Several bronze plaques ripped from a Derby war memorial by vandals have been found discarded nearby.
The plaques had names of hundreds of Midland Railway employees that died in World War I.
Council leaders condemned the vandalism at the Grade II-listed memorial in Derby's Midland Road as a "deplorable crime".
The vandalism was reported to police on Wednesday morning and several of the plaques were found immediately.
Dennis Monk, whose wife's uncle Richard Gibson died in the Battle of the Somme, discovered that the plaques had been ripped off the monument: "I looked to the left and to my shock and horror I couldn't believe what I was looking at."
'Clean them up'
Police are investigating the vandalism and the city council has described it as "one of the most deplorable acts of crime that we can imagine."

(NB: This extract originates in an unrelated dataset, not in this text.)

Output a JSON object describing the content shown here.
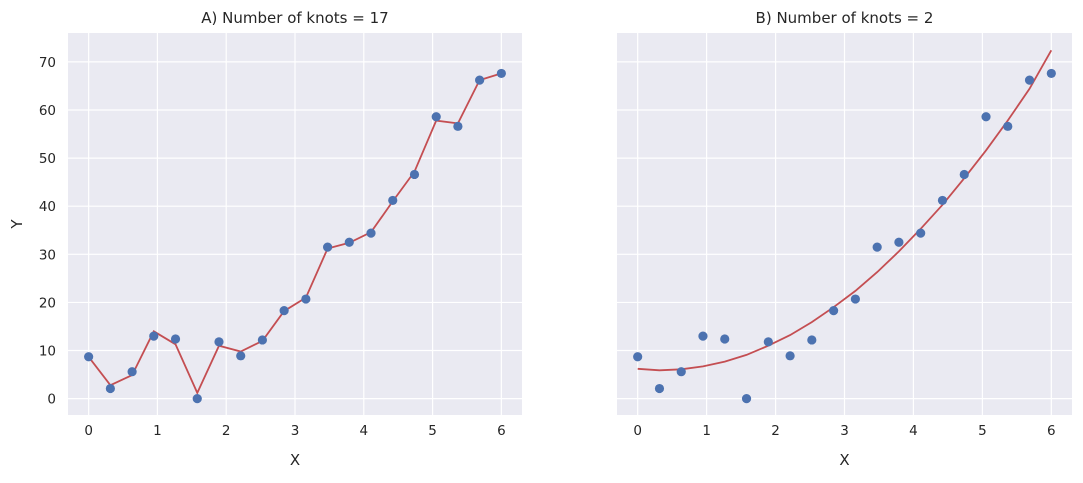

Councillor Chris Poulter said the plaques seemed to be in fairly good condition.
He said: "I am hopeful they will be in a position to be reinstated - the damage is not enough to stop them from being replaced.
"We can clean them up and replace them in a more secure way by putting them into a stronger frame. They were fixed with light screws before - and they can be made tamper-proof."
He added: "People are horrified that someone would think of doing this. This a memorial of national importance from the Great War - and it must remain in place."
He suggested whoever took the plaques had hidden them so they could return for them later and sell them for scrap metal.